La conduite satisfait-elle au critère juridique pour être considérée comme étant une inconduite?

[62] Pour établir l’inconduite, la Commission devait prouver tous les éléments suivants :

  1. La conduite du prestataire était délibérée, c’est‑à‑dire voulue ou intentionnelle, ou elle était si téméraire qu’elle frôle le caractère délibéré. 
  2. Le prestataire savait ou aurait dû savoir :
    • que sa conduite était de nature à nuire à l’exécution d’une obligation qu’il devait à son employeur;
    • que son congédiement était une réelle possibilité à la suite du manquementNote de bas de page 25.

Caractère délibéré

[63] La conduite du prestataire était délibérée.
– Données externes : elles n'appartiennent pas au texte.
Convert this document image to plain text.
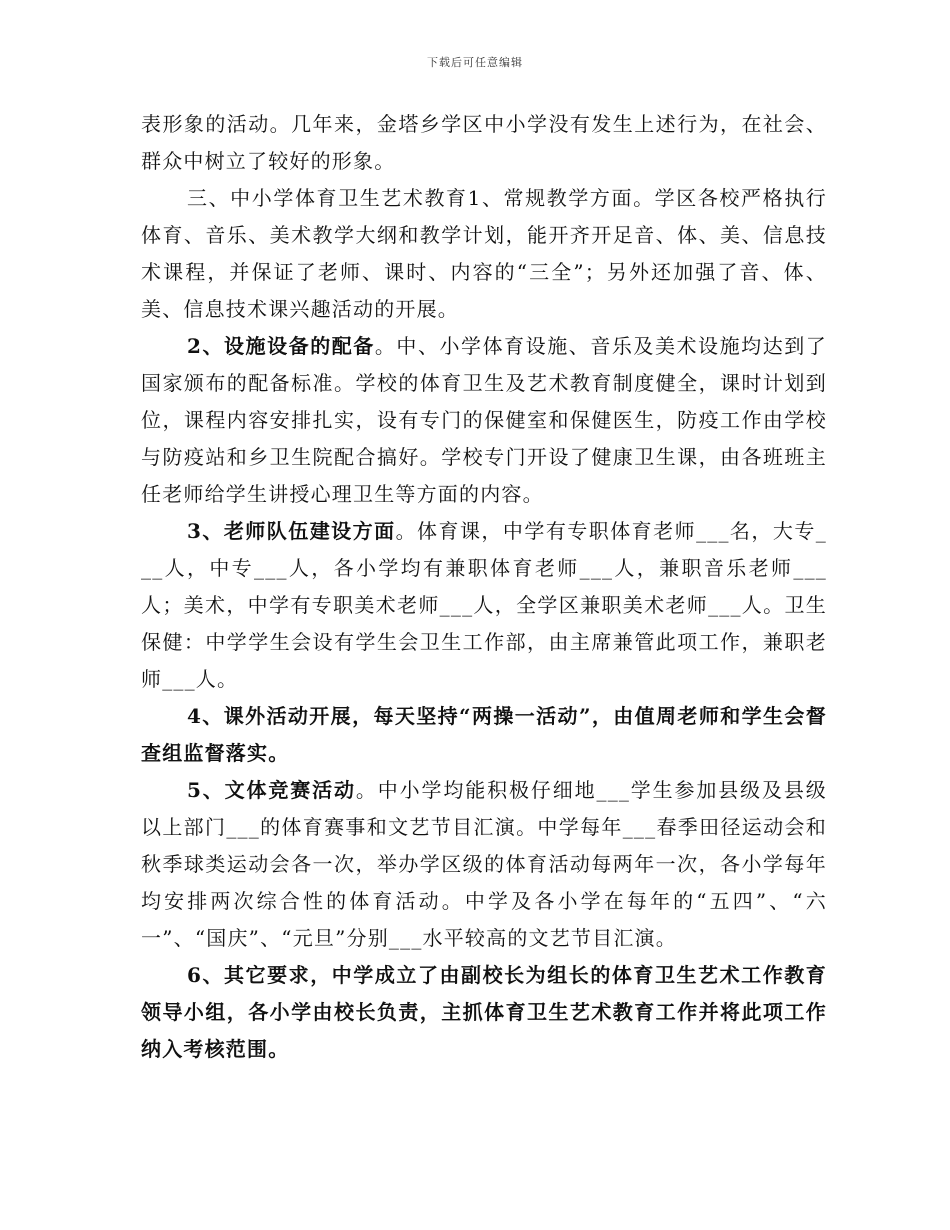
下载后可任意编辑

表形象的活动。几年来，金塔乡学区中小学没有发生上述行为，在社会、群众中树立了较好的形象。

三、中小学体育卫生艺术教育1、常规教学方面。学区各校严格执行体育、音乐、美术教学大纲和教学计划，能开齐开足音、体、美、信息技术课程，并保证了老师、课时、内容的“三全”；另外还加强了音、体、美、信息技术课兴趣活动的开展。

2、设施设备的配备。中、小学体育设施、音乐及美术设施均达到了国家颁布的配备标准。学校的体育卫生及艺术教育制度健全，课时计划到位，课程内容安排扎实，设有专门的保健室和保健医生，防疫工作由学校与防疫站和乡卫生院配合搞好。学校专门开设了健康卫生课，由各班班主任老师给学生讲授心理卫生等方面的内容。

3、老师队伍建设方面。体育课，中学有专职体育老师___名，大专___人，中专___人，各小学均有兼职体育老师___人，兼职音乐老师___人；美术，中学有专职美术老师___人，全学区兼职美术老师___人。卫生保健：中学学生会设有学生会卫生工作部，由主席兼管此项工作，兼职老师___人。

4、课外活动开展，每天坚持“两操一活动”，由值周老师和学生会督查组监督落实。

5、文体竞赛活动。中小学均能积极仔细地___学生参加县级及县级以上部门___的体育赛事和文艺节目汇演。中学每年___春季田径运动会和秋季球类运动会各一次，举办学区级的体育活动每两年一次，各小学每年均安排两次综合性的体育活动。中学及各小学在每年的“五四”、“六一”、“国庆”、“元旦”分别___水平较高的文艺节目汇演。

6、其它要求，中学成立了由副校长为组长的体育卫生艺术工作教育领导小组，各小学由校长负责，主抓体育卫生艺术教育工作并将此项工作纳入考核范围。
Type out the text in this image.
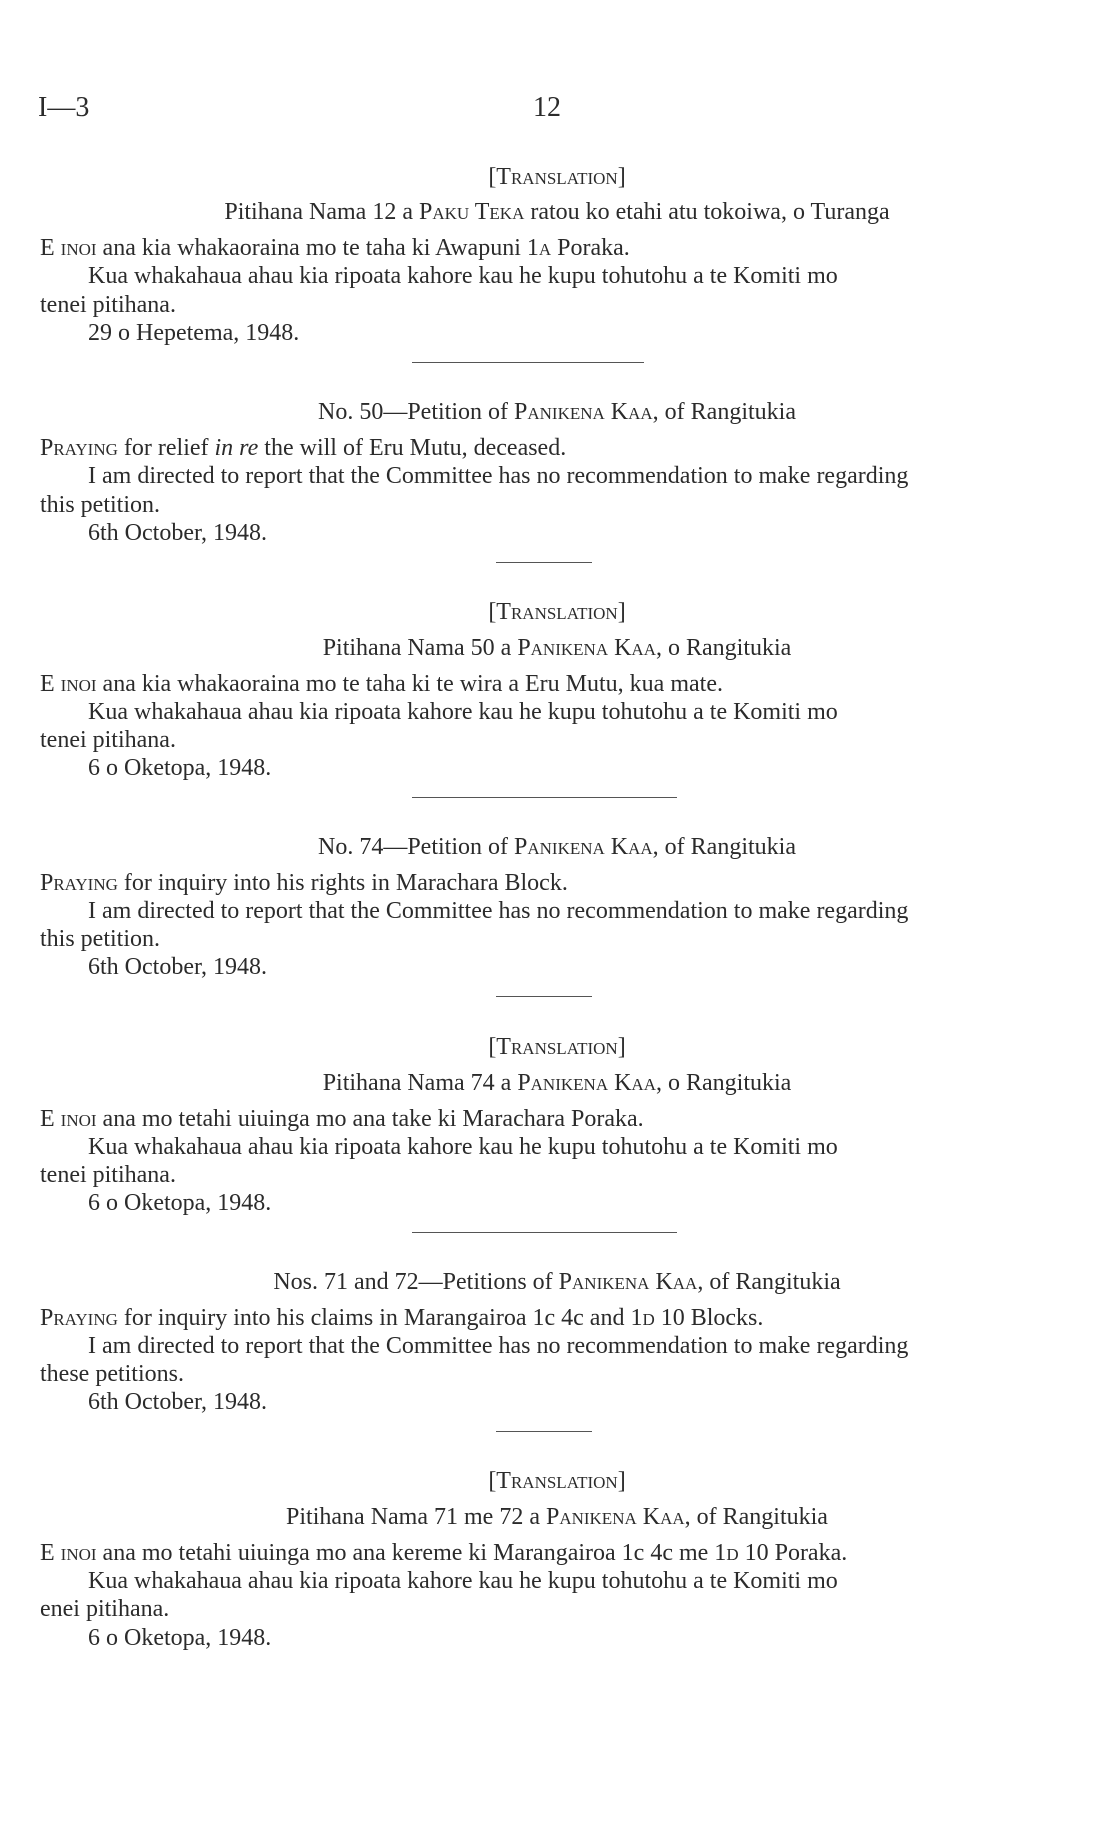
I—3	12
[Translation]
Pitihana Nama 12 a Paku Teka ratou ko etahi atu tokoiwa, o Turanga
E inoi ana kia whakaoraina mo te taha ki Awapuni 1a Poraka.
Kua whakahaua ahau kia ripoata kahore kau he kupu tohutohu a te Komiti mo
tenei pitihana.
29 o Hepetema, 1948.
No. 50—Petition of Panikena Kaa, of Rangitukia
Praying for relief in re the will of Eru Mutu, deceased.
I am directed to report that the Committee has no recommendation to make regarding
this petition.
6th October, 1948.
[Translation]
Pitihana Nama 50 a Panikena Kaa, o Rangitukia
E inoi ana kia whakaoraina mo te taha ki te wira a Eru Mutu, kua mate.
Kua whakahaua ahau kia ripoata kahore kau he kupu tohutohu a te Komiti mo
tenei pitihana.
6 o Oketopa, 1948.
No. 74—Petition of Panikena Kaa, of Rangitukia
Praying for inquiry into his rights in Marachara Block.
I am directed to report that the Committee has no recommendation to make regarding
this petition.
6th October, 1948.
[Translation]
Pitihana Nama 74 a Panikena Kaa, o Rangitukia
E inoi ana mo tetahi uiuinga mo ana take ki Marachara Poraka.
Kua whakahaua ahau kia ripoata kahore kau he kupu tohutohu a te Komiti mo
tenei pitihana.
6 o Oketopa, 1948.
Nos. 71 and 72—Petitions of Panikena Kaa, of Rangitukia
Praying for inquiry into his claims in Marangairoa 1c 4c and 1d 10 Blocks.
I am directed to report that the Committee has no recommendation to make regarding
these petitions.
6th October, 1948.
[Translation]
Pitihana Nama 71 me 72 a Panikena Kaa, of Rangitukia
E inoi ana mo tetahi uiuinga mo ana kereme ki Marangairoa 1c 4c me 1d 10 Poraka.
Kua whakahaua ahau kia ripoata kahore kau he kupu tohutohu a te Komiti mo
enei pitihana.
6 o Oketopa, 1948.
[64] Selon les déclarations des témoins que j’ai mentionnées, il est probable que certains des débordements et remarques du prestataire aient offensé, blessé, intimidé ou humilié ses collègues et des camionneurs tiers. Toutefois, même si ces autres personnes n’avaient pas été touchées de cette façon, la conduite était telle qu’une personne raisonnable pouvait s’attendre à ce qu’elle ait des répercussions négatives sur les personnes visées par celle‑ci ou même sur des témoins.

[65] Il est possible que le prestataire ait voulu que ses remarques et la façon dont il les a prononcées blessent ou offensent d’autres personnes. Si ce n’était pas son intention, il était inconscient de l’effet qu’il avait, et donc il ne s’en souciait pas. Il aurait pu modérer ou censurer ses propos, mais il a choisi de ne pas le faire.

Obligation de l’employeur

[66] Le prestataire savait également ou aurait dû savoir que sa conduite entravait l’exécution de son obligation envers son employeur.

[67] Il est dans l’intérêt de l’employeur de pouvoir maintenir en poste les employés qu’il recrute et de faire en sorte que ces employés travaillent de façon productive. De plus, le comportement du prestataire envers les camionneurs aurait pu nuire à la réputation de l’employeur. On a dit que les commentaires du prestataire avaient engendré de l’anxiété et de la discorde en milieu de travail, dans lequel il serait vraisemblablement plus difficile pour les employés de se concentrer et d’être productifs.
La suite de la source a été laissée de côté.